The helplessness of primitive man set down in the midst of a universe of which he knew not the laws, may perhaps be brought home to the mind of modern man, if we compare the universe to a vast workshop full of the most various and highly-complicated machinery working at full speed. The machinery, if properly handled, is capable of producing everything that the heart of primitive man can wish for, but also, if he sets hand to the wrong part of the machinery, is capable of whirling him off between its wheels, and crushing and killing him in its inexorable and ruthless movement. Further, primitive man cannot decline to submit himself to the perilous test: he must make his experiments or perish, and even so his survival is conditional on his selecting the right part of the machine to handle. Nor can he take his own time and study the dangerous mechanism long and carefully before setting his hand to it: his needs are pressing and his action must be immediate.[1]
[Footnote 1: Jevons: An Introduction to the History of Religion, p. 17.]
The very food of primitive man was to him as precarious as it was essential. His life was practically at the mercy of wind and rain and sun. His food and shelter were desperately lucky chances. Not having attained as yet to a conception of the impersonality of Nature, he regarded these forces which helped and hindered him as friendly and alien powers which it was in the imperative interests of his own welfare to placate and propitiate. It was in this urgent sense of helplessness and need that there were developed the two outstanding modes of communication with the supernatural, sacrifice and prayer.

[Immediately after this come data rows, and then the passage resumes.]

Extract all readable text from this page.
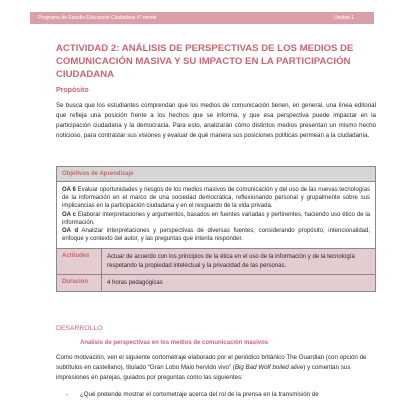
Programa de Estudio Educación Ciudadana 4° medio	Unidad 1
ACTIVIDAD 2: ANÁLISIS DE PERSPECTIVAS DE LOS MEDIOS DE COMUNICACIÓN MASIVA Y SU IMPACTO EN LA PARTICIPACIÓN CIUDADANA
Propósito
Se busca que los estudiantes comprendan que los medios de comunicación tienen, en general, una línea editorial que refleja una posición frente a los hechos que se informa, y que esa perspectiva puede impactar en la participación ciudadana y la democracia. Para esto, analizarán cómo distintos medios presentan un mismo hecho noticioso, para contrastar sus visiones y evaluar de qué manera sus posiciones políticas permean a la ciudadanía.
Objetivos de Aprendizaje

OA 6 Evaluar oportunidades y riesgos de los medios masivos de comunicación y del uso de las nuevas tecnologías de la información en el marco de una sociedad democrática, reflexionando personal y grupalmente sobre sus implicancias en la participación ciudadana y en el resguardo de la vida privada.

OA c Elaborar interpretaciones y argumentos, basados en fuentes variadas y pertinentes, haciendo uso ético de la información.

OA d Analizar interpretaciones y perspectivas de diversas fuentes, considerando propósito, intencionalidad, enfoque y contexto del autor, y las preguntas que intenta responder.

Actitudes	Actuar de acuerdo con los principios de la ética en el uso de la información y de la tecnología respetando la propiedad intelectual y la privacidad de las personas.
Duración	4 horas pedagógicas
DESARROLLO
Análisis de perspectivas en los medios de comunicación masivos
Como motivación, ven el siguiente cortometraje elaborado por el periódico británico The Guardian (con opción de subtítulos en castellano), titulado “Gran Lobo Malo hervido vivo” (Big Bad Wolf boiled alive) y comentan sus impresiones en parejas, guiados por preguntas como las siguientes:
- ¿Qué pretende mostrar el cortometraje acerca del rol de la prensa en la transmisión de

Primitive man conceived his universe to be governed by essentially human powers; powers, of course, on a grand scale, but human none the less, with the same weaknesses, moods, and humors as human beings themselves. They could be flattered and cajoled; they could be bribed and paid; they could be moved to tenderness, generosity, and pity. "Holiness," says Socrates in one of Plato's dialogues, "is an art in which gods and men do business with each other, ... Sacrifice is giving to the gods, prayer is asking of them."[2] In Frazer's Golden Bough one finds the remarkably diverse sacrificial rites by which men have sought to win the favor of the divine. Primitive man believed literally that the universe was governed by superhuman personal powers; he believed literally that these are human in their motives. He believed in consequence that sacrifices to the gods would help him to control the controlling powers of Nature for his own good, just as modern man believes that an application of the laws of electricity and mechanics will help him to control the natural world for his own purposes. The sacrifices of primitive man were immensely practical in character; they were made at the crucial moments and pivotal crises of life, at sowing and at harvest time, at the initiation of the young into the responsibilities of maturity, at times of pestilence, famine, or danger. The gods were given the choice part of a meal; the prize calf; in some cases, human sacrifices; the sacrifice, moreover, of the beautiful and best. The chief sacrificial rites of almost all primitive peoples are connected with food, the sustainer, and procreation or birth, the perpetuator, of life.
[Footnote 2: See Plato's Euthyphro.]
As Jane Harrison puts it:
If man the individual is to live, he must have food; if his race is to persist, he must have children. To live and to cause to live, to eat food and beget children, these were the primary wants of man in the past, and they will be the primary wants of man in the future, so long as the world lasts. Other things may be added to enrich and beautify life, but unless these wants are first satisfied, humanity itself must cease to exist. These two things, therefore, were what men chiefly sought to procure by the performance of magical rites for the regulation of the seasons.... What he realizes first and foremost is that at certain times the animals, and still more the plants, which form his food, appear, at certain others they disappear. It is these times that become the central points, the focusses of his interest, and the dates of his religious festivals.[1]